For this meaning, the “Digital Dictionary of the German Language” offers the necessarily somewhat cumbersome definition: “the totality of the material goods created by humankind in the process of its interaction with the environment and serving its higher development, as well as intellectual, artistic, and moral values.” In this sense, an engineer, a priest, a politician, a tradesperson, or a medical doctor can also be a “cultural creator.”

Ernst Wilhelm Nay, Woman’s Head, Resting on Hand, 1944, Günther-Peill-Stiftung, Leopold-Hoesch-Museum & Papiermuseum Düren, © Photo: Peter Hinschläger Fotografie / Ernst Wilhelm Nay Stiftung / VG Bild-Kunst, Bonn 2021

However, this is not what is meant by the term coined during the Nazi period, which we still use today: It refers to the totality of those working in the arts – that is, artists in the broadest sense (not only visual artists, but also actors, authors, etc.) and those who help make artistic work possible, from publishers and theater directors to stagehands or editors. The word was not used in this sense until 1933-4. It is also identified as a Nazi neologism in “Aus dem Wörterbuch des Unmenschen”, a critical publication on Nazi language that appeared in the postwar period; indeed, sculptor Ernst Barlach still put it in quotation marks in a letter in 1934 ­– usually an indication that a word is still new and unfamiliar.

Ironically, the word “Kulturschaffende” as used by the Nazis during the Third Reich survived in the vocabulary of Communist East Germany. The “Großes Wörterbuch der deutschen Sprache”, a dictionary published by Duden, listed “especially in former East Germany” as the area in which the expression was used in 1994. However, the word remained in use in West German political jargon after 1945, too, and is now more present than ever. Two examples of many beyond any suspicion of fascism: The City of Frankfurt explained its Corona assistance measures for artists as follows: “With the help of the emergency fund, cultural creators (“Kulturschaffende” in the German) will be assisted during the restrictions caused by the Corona pandemic and the continuation of their artistic activities is to be ensured.” And in April 2022, the broadcaster arte reported on “Kulturschaffende and the War.”

Jeanne Mammen, Dying Warrior (Young Soldier in the Front Fire), ca. 1943, Jeanne-Mammen-Foundation at the Stadtmuseum Berlin, © Jeanne-Mammen-Stiftung im Stadtmuseum Berlin / VG Bild-Kunst, Bonn 2021, Photo: Oliver Ziebe, Berlin
Werner Heldt, Meeting (Parade of the Zeros), 1933–1935, Berlinische Galerie – Landesmuseum für Moderne Kunst, Fotografie und Architektur, © Berlinische Galerie / VG Bild-Kunst, Bonn 2022
Reasons for the post-Nazi career of the word

There are three reasons why the word “Kulturschaffende” managed to survive the end of the Third Reich. First, it actually filled a designative gap – such an official and factual-sounding word for the totality of all those active in the cultural sector did not exist before. Second, semantically it is not as inextricably linked to Nazi ideology as are expressions such as “Untermensch” (a “subhuman” in Nazi terminology) or “verjuden” (“to Jewify”).
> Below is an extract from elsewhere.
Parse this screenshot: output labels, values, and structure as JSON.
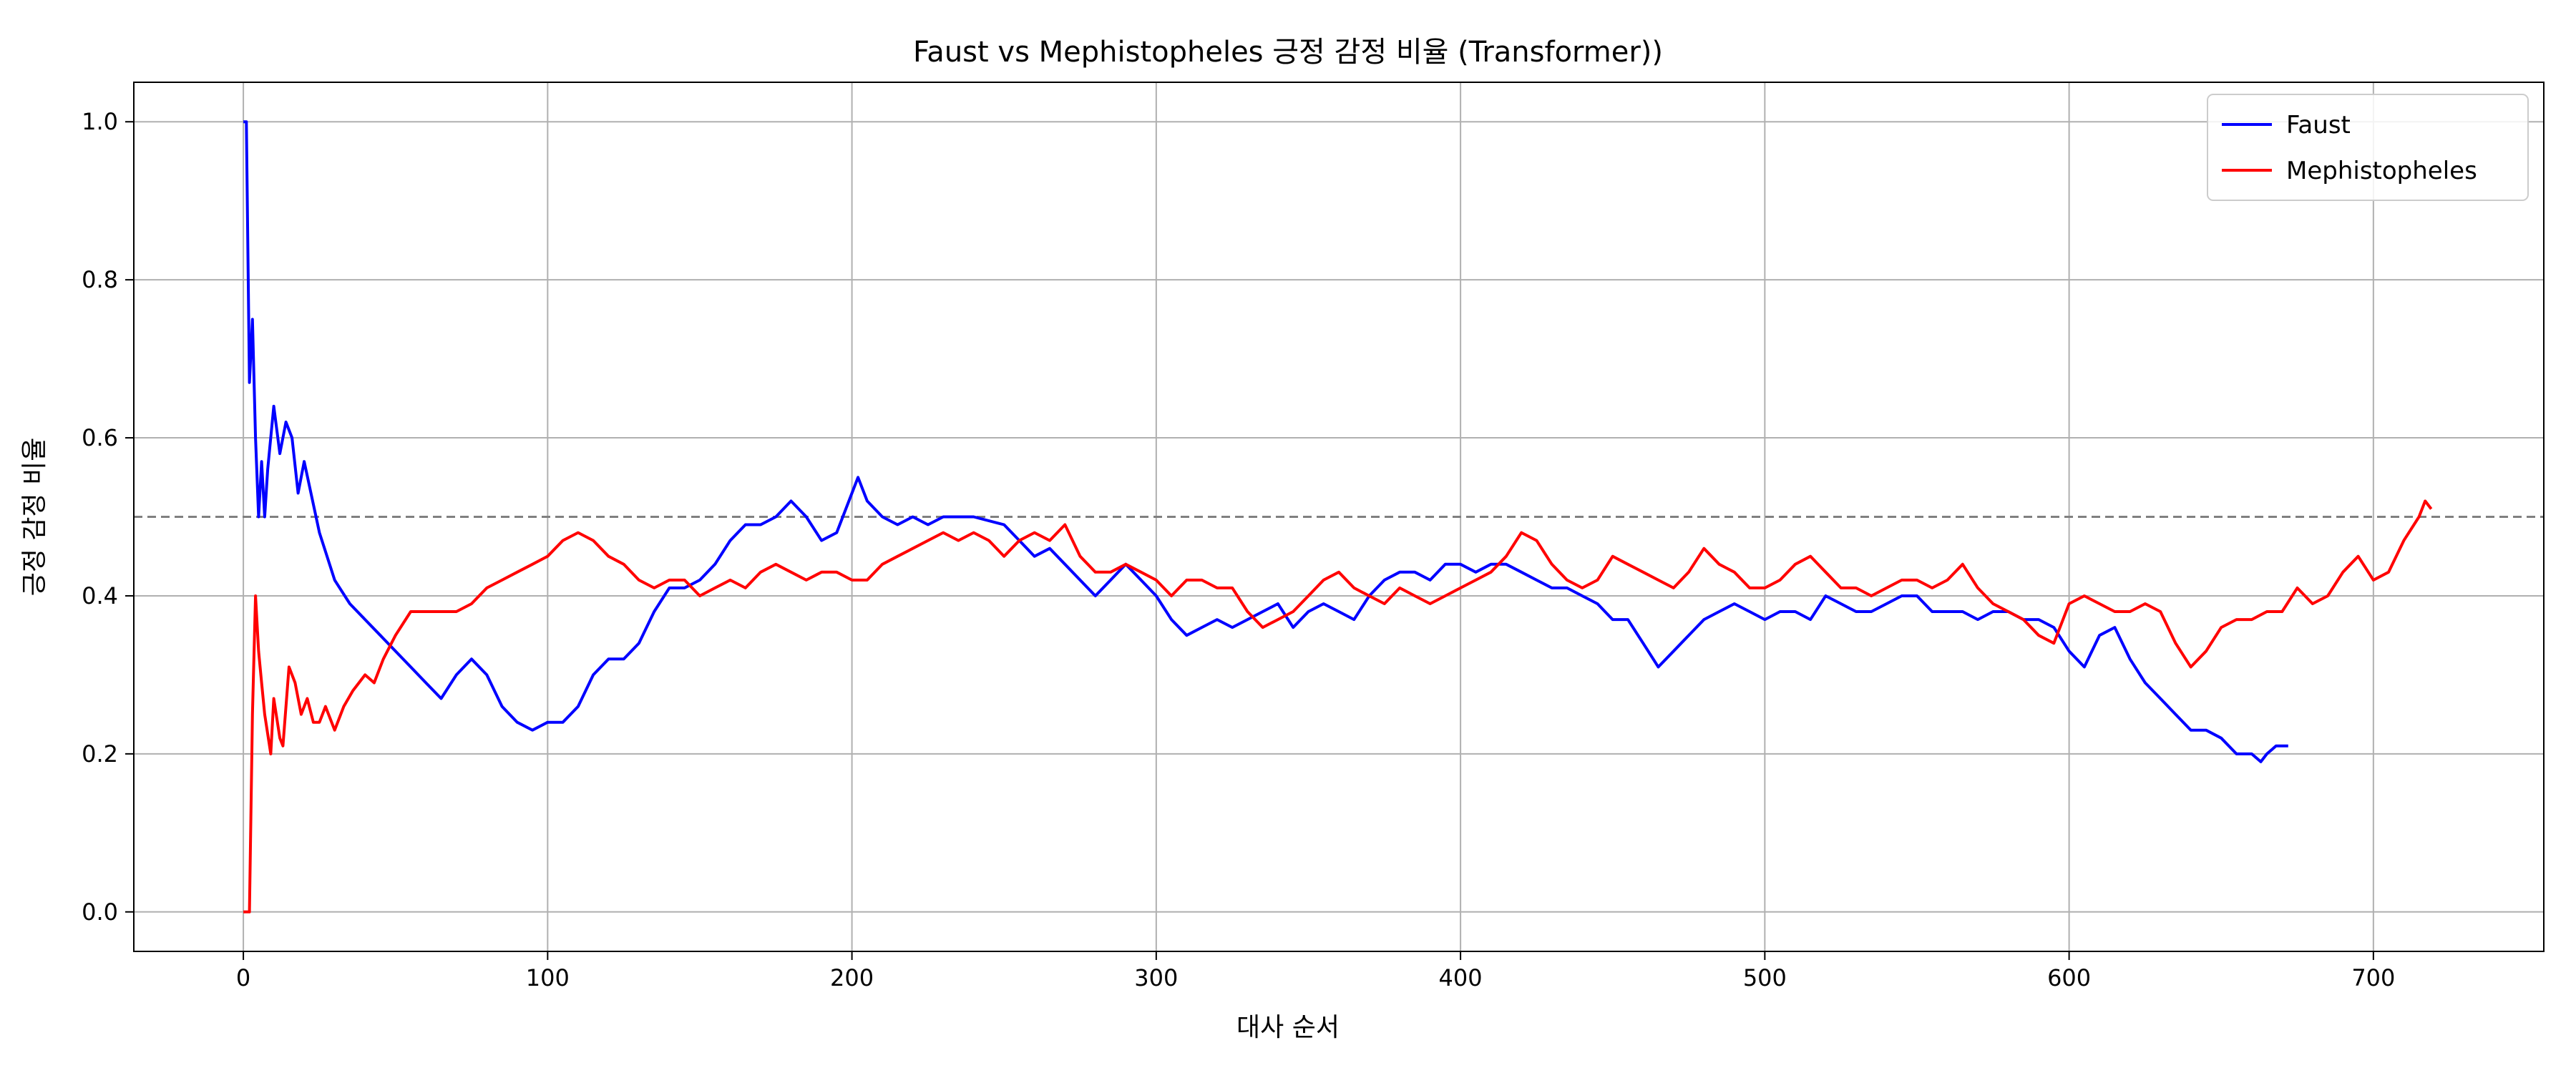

And third, it is very much in line with today’s need for gender-neutral expression. There is therefore no reason to worry about language cleansing: You don’t become a Nazi by using the word “Kulturschaffende” any more than if you use expressions like “betreuen,” “entrümpeln”, or “Eintopf,” or other words not closely linked to fascist ideology that arose after the Nazis took power 1933 in connection with propaganda, war, and measures taken by the regime. It is, however, of course interesting and enlightening to know their origins.